Pinturault upstages Hirscher in Wengen slalom
Alexis Pinturault celebrates his victory at the arrival area of the Men's Slalom at the FIS Alpine Skiing World Cup in Wengen on January 19, 2014 - by Fabrice Coffrini
The 22-year-old Pinturault, second in Friday's super-combined, put in a blistering second leg to clock a combined total of 1min 42.87sec.
Hirscher eventually finished third at 0.63sec, with Germany's Felix Neureuther taking second at 0.34sec.
It was Pinturault's first victory on this season's World Cup circuit and just the fifth of his career.
"It's pleasing not just because of Sochi, but more because I won today," said Pinturault. "I had some equipment problems earlier in the season, but that's okay now."
Hirscher was the man to beat in Wengen, having notched up four victories of a so-far impressive season with a brace of slalom wins in Levi and Adelboden and also topping the giant slalom podiums in Val d'Isere and Alta Badia.
But setting off last of the 30 runners in the second leg, the Austrian saw his advantage of 0.88sec slowly slip away from him as he made his way down the increasingly soft snow of the sun-drenched Lauberhorn piste.
Pinturault, in seventh place after the first leg, blazed down the second run in a leading time of 50.77sec, while Hirscher could only manage the 27th fastest that gave away 1.51sec.
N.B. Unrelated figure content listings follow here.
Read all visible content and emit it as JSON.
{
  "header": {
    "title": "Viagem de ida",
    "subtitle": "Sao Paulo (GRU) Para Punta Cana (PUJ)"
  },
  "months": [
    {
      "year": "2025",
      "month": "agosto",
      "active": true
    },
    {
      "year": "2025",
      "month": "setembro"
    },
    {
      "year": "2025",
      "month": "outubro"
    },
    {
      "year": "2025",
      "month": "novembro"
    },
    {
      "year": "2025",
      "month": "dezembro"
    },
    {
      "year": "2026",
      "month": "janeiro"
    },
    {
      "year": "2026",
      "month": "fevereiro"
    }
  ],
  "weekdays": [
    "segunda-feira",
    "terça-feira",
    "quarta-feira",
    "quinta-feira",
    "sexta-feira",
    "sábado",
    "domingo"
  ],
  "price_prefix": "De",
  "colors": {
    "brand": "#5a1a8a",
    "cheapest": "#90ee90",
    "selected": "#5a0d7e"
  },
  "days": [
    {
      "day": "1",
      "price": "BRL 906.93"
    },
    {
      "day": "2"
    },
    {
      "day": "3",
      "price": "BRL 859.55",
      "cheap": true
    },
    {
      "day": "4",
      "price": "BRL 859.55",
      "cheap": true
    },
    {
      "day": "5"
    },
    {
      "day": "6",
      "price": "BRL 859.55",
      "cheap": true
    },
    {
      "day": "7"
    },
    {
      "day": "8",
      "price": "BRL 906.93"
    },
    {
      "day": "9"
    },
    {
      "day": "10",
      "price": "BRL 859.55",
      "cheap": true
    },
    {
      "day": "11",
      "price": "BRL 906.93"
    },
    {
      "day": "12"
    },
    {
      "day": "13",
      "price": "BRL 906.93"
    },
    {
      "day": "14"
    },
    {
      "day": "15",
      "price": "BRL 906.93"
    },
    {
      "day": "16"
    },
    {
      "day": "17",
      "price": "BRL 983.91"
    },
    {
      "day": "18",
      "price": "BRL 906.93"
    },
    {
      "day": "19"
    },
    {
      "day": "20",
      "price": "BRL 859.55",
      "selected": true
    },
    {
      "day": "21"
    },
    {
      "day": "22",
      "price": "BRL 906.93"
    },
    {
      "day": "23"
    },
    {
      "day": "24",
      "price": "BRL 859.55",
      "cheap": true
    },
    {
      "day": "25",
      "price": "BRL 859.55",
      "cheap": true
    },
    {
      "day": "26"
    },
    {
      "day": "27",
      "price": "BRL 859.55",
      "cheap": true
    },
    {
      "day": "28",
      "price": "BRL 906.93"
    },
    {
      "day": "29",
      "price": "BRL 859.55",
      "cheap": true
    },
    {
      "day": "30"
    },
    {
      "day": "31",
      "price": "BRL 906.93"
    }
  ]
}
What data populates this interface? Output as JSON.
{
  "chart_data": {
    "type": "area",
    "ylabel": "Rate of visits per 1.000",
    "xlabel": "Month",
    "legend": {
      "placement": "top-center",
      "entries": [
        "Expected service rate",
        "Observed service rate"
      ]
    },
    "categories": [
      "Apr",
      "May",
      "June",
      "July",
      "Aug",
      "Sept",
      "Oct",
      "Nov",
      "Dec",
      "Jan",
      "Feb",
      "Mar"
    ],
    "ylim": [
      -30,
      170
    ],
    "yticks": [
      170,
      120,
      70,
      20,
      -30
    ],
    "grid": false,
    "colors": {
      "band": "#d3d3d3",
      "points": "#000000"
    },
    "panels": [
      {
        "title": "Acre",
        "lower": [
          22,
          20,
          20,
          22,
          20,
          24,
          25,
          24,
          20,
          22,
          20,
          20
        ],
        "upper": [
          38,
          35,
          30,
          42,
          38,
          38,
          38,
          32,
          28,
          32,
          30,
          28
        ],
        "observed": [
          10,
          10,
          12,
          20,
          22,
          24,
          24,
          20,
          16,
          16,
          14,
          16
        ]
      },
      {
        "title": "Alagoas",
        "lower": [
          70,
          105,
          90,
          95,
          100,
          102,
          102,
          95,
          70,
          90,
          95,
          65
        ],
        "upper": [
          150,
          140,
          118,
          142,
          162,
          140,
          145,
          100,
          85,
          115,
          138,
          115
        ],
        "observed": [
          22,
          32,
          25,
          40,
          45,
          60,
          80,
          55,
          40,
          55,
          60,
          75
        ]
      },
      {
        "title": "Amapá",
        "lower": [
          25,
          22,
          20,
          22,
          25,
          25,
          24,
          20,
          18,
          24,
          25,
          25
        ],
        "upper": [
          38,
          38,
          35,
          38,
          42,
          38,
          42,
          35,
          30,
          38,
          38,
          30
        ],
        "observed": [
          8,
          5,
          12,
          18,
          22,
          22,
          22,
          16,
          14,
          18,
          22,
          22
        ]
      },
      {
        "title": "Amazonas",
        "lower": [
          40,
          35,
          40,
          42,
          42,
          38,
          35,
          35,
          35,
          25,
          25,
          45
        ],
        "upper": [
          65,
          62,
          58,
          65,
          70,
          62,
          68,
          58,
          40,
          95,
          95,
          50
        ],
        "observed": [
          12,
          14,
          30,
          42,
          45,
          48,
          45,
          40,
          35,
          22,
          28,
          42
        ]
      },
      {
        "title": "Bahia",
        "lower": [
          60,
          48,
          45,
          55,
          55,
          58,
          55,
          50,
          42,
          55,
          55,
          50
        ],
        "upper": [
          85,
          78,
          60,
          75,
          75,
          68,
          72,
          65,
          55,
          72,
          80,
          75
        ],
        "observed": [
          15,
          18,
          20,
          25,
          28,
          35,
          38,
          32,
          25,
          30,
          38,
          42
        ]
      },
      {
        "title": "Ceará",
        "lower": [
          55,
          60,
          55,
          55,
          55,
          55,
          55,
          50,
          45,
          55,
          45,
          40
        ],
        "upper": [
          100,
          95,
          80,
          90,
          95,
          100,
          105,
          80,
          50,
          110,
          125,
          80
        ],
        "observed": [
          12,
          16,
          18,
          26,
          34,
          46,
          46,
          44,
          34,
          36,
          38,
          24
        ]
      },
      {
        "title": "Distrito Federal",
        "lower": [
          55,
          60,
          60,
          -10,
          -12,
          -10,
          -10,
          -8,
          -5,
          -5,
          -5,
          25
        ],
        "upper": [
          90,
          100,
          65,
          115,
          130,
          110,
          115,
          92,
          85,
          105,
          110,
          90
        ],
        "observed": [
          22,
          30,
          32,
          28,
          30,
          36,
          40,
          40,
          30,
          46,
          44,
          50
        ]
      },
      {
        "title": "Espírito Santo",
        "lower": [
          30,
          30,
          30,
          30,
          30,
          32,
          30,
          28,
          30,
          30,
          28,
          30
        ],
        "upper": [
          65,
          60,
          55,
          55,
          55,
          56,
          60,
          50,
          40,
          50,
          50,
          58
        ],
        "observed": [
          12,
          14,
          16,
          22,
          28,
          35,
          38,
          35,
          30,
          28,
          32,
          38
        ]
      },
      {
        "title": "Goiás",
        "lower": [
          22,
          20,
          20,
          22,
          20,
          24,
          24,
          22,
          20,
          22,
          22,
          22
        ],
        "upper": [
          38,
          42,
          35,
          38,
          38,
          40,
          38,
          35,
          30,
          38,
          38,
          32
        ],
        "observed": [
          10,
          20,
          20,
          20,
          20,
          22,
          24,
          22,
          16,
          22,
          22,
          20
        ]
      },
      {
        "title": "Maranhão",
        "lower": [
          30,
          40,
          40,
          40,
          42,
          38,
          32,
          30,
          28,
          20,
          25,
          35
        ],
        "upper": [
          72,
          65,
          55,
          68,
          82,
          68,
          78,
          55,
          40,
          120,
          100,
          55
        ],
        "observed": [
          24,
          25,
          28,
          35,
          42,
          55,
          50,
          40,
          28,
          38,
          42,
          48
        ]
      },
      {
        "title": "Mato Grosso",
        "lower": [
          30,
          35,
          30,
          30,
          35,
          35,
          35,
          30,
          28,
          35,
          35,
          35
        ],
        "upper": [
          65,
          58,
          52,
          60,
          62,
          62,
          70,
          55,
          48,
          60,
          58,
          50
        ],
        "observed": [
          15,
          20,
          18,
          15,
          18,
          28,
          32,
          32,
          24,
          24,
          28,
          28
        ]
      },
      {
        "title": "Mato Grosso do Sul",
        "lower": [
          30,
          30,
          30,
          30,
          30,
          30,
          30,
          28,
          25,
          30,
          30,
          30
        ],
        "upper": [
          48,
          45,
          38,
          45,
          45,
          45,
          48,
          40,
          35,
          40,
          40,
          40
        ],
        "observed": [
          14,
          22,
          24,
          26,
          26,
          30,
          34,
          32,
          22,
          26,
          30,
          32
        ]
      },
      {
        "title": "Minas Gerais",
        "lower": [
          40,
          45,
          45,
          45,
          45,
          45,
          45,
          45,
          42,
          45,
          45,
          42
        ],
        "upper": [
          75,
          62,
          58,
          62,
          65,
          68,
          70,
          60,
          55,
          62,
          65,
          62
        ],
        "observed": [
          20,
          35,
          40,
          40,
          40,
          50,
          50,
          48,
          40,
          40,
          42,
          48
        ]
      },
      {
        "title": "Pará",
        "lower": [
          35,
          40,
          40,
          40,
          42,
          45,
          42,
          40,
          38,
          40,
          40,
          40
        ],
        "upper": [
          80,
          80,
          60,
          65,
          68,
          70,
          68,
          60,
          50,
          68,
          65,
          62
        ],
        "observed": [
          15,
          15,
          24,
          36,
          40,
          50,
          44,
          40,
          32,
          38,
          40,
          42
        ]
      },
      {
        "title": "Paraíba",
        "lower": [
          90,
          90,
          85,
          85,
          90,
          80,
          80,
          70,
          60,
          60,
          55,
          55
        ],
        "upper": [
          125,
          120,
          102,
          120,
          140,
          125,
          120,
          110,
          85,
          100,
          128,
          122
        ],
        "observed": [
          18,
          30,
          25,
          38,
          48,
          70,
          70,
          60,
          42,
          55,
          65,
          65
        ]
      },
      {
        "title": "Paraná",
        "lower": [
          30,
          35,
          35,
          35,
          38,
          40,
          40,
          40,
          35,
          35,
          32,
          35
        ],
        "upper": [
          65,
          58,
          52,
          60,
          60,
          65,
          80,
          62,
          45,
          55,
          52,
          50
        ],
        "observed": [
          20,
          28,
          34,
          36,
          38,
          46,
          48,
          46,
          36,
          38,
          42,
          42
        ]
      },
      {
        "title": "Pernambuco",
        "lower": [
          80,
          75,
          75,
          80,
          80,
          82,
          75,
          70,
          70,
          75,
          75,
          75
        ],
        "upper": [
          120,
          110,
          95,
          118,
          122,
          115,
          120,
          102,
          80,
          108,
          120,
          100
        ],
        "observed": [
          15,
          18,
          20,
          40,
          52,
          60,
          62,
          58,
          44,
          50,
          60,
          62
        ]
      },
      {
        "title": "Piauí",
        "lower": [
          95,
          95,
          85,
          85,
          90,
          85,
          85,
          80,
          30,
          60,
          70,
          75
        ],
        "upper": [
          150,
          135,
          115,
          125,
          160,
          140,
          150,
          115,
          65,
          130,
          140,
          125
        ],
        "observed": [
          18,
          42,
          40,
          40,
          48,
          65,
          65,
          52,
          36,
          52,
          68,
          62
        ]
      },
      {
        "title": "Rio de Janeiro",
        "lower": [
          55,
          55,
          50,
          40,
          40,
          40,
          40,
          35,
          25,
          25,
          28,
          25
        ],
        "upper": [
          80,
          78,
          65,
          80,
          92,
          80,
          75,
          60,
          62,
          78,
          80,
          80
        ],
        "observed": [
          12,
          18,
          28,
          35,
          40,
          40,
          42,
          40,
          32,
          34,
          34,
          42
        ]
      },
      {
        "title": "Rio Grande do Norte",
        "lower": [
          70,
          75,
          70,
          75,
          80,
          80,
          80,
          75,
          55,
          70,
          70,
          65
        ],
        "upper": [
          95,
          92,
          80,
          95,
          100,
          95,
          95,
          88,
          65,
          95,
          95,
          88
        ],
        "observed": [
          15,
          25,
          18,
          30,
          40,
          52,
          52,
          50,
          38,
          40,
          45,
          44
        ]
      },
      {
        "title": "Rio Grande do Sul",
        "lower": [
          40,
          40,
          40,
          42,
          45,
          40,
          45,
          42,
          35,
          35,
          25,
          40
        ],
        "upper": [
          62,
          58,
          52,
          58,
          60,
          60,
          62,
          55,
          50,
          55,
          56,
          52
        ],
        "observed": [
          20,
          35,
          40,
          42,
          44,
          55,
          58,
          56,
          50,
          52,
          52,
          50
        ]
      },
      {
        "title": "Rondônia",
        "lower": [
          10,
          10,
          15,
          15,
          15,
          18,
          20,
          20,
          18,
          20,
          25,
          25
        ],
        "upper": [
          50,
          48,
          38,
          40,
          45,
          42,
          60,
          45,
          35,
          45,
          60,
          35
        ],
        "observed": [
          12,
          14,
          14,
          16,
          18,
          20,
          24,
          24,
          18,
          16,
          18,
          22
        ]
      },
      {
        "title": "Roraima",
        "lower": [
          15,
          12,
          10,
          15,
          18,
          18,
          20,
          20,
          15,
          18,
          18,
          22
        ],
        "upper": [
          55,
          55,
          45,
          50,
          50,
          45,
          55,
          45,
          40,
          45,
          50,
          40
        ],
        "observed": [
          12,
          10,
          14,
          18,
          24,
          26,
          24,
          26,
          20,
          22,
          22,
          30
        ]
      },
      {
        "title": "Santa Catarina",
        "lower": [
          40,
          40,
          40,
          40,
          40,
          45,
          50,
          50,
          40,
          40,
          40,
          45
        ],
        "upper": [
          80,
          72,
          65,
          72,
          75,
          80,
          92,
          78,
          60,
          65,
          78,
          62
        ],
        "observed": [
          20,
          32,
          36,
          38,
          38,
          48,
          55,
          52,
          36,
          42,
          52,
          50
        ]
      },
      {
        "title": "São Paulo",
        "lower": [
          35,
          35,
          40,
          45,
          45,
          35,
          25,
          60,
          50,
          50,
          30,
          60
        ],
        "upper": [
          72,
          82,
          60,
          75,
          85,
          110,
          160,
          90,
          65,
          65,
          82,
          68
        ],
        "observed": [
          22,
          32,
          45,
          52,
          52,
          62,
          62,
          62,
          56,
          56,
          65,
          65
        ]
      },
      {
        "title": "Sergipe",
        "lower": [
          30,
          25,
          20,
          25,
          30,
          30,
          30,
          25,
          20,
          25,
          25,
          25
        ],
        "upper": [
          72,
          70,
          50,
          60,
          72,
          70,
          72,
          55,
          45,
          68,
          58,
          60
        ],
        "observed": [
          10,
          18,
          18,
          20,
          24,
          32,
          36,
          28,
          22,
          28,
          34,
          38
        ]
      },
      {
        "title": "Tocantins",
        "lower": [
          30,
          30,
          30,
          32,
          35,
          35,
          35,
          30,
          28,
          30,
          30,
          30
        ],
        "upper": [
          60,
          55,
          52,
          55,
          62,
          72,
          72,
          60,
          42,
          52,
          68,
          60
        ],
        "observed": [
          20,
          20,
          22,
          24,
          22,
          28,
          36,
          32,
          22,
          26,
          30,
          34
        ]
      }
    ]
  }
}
Hirscher's third place saw him consolidate his second place in the overall World Cup standings on 735 points, 22pts behind Norway's Aksel Lund Svindal (757).
Pinturault's 100 points for victory enabled him to leapfrog American Ted Ligety (433) into third place on 506pts.
Ligety had won Friday's super-combined ahead of Pinturault but had a disastrous first leg outing here and was eventually disqualified after missing a gate.
Ligety's US teammate Bode Miller struggled down the second leg and finished a distant 26th at 2.98sec.
Neureuther, the winner on this slope last season, led Pinturault on the splits all the way down his hard-charging run but lost valuable time at the bottom of the slope.
Sweden's Andre Myhrer then couldn't match his second-place showing in the first run, a mistake-ridden second leg seeing him slide off the podium.
It was left for Hirscher to displace the Frenchman, but despite support from the cowbell-ringing Swiss public, he slid out of contention in the bottom third to leave Pinturault in ectasy in the finish area.